Use painter’s tape to “clamp” the toys into place while the glue dries.
Follow the glue packaging’s instructions for proper dry time.
After the glue has dried and cured, you can get to spray painting. Instead of going for a faux bronze finish this time, I decided to update the project to match today’s trends. You will see fewer oil rubbed bronze metal accents today and far more matte white ceramics. Think Jonathon Adler here.
With other spray paint brands you would need to be very careful to avoid dripping or sagging paint when painting on the smooth acrylic frames. Plutonium goes on quickly and easily, with a reduced chance of messing up the finish. I chose to use Plutonium’s Polar, which is a true white paint with a matte finish.
I wanted the brontosaurus bookends to have a more kid-friendly vibe, so I gave them a coat of Plutonium’s Hot Sauce. It is a great true red with a matte finish.
Make sure you get all the nooks and crannies of the toy animal covered. Remember, Plutonium cans work upside down, so don’t worry about twisting into a pretzel to spray the belly of the beasts. Allow the paint to dry before handling the bookends.
Once dry, you can prop up some of your prettiest books with your charming new bookends! These bookends just make me smile.
See how smooth and even the Plutonium Paint™ dries! That creamy finish will have your friends believing the bookends really are made from ceramic instead of super cheap plastic.
The dinosaur bookends turned out wonderfully too, if I do say so myself.

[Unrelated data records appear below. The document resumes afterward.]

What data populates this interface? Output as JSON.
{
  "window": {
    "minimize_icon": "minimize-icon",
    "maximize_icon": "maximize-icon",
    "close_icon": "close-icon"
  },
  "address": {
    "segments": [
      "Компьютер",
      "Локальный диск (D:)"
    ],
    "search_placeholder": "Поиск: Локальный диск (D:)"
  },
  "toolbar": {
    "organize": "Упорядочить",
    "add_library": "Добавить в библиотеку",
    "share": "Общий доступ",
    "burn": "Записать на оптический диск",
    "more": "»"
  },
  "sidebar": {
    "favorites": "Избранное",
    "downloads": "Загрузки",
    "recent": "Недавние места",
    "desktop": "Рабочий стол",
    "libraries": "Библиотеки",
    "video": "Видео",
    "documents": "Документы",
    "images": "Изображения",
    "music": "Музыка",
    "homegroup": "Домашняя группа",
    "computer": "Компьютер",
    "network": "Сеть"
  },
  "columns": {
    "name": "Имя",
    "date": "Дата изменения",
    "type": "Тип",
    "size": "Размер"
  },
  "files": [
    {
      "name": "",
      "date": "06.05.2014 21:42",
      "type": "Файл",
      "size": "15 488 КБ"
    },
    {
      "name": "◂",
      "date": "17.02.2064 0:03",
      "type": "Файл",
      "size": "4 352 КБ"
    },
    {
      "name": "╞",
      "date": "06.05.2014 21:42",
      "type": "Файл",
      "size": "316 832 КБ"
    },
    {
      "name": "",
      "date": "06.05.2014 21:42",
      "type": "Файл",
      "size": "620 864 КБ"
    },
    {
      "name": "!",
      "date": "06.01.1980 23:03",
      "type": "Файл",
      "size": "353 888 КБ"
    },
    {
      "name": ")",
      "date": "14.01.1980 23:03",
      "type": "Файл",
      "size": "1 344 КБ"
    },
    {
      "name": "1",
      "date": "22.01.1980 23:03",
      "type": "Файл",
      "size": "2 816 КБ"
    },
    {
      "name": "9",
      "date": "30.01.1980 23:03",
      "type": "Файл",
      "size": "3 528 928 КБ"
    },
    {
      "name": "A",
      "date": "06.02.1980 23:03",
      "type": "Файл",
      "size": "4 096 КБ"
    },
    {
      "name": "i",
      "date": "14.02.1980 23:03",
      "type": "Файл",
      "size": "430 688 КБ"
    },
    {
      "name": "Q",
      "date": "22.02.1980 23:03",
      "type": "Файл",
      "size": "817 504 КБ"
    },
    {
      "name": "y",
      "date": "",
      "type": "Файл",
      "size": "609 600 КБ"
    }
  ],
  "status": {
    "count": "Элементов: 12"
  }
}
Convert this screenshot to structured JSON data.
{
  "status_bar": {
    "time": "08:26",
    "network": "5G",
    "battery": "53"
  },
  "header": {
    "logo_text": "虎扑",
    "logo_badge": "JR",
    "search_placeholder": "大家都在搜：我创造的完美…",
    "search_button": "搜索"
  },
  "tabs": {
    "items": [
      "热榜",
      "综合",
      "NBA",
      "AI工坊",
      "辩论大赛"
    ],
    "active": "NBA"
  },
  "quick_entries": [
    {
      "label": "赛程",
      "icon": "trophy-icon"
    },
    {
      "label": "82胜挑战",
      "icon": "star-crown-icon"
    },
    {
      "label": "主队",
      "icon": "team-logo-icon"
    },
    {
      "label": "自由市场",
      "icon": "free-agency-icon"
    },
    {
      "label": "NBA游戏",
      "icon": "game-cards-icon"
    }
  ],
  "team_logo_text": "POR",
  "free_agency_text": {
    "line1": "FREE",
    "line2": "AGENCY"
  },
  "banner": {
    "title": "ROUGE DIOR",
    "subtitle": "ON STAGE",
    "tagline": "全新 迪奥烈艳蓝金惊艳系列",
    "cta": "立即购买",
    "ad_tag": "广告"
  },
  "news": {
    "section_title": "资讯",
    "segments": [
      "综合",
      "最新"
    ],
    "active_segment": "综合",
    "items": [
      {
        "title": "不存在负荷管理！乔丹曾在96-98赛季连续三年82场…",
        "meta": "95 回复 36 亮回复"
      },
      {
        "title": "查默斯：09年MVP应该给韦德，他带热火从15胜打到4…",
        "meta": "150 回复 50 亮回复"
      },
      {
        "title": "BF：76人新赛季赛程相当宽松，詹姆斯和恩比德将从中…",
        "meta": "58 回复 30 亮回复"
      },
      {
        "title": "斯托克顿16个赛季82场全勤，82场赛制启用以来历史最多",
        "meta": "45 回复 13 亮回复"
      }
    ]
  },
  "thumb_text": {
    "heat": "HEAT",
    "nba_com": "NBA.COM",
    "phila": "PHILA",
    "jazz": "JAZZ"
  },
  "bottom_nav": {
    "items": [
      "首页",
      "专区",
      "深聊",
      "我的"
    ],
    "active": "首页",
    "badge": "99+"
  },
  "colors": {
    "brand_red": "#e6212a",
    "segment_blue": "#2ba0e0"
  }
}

The smaller scale of the brontosaurus toy actually works pretty well with the smaller size of children’s books.
How great is the Hot Sauce color? It’s punchy, but not obnoxious. That’s hard to find in a red paint.
I feel so much better having remade a few sets of my animal bookends. If you make a set of your own, please message me to let me know how they turned out. I love seeing reader projects!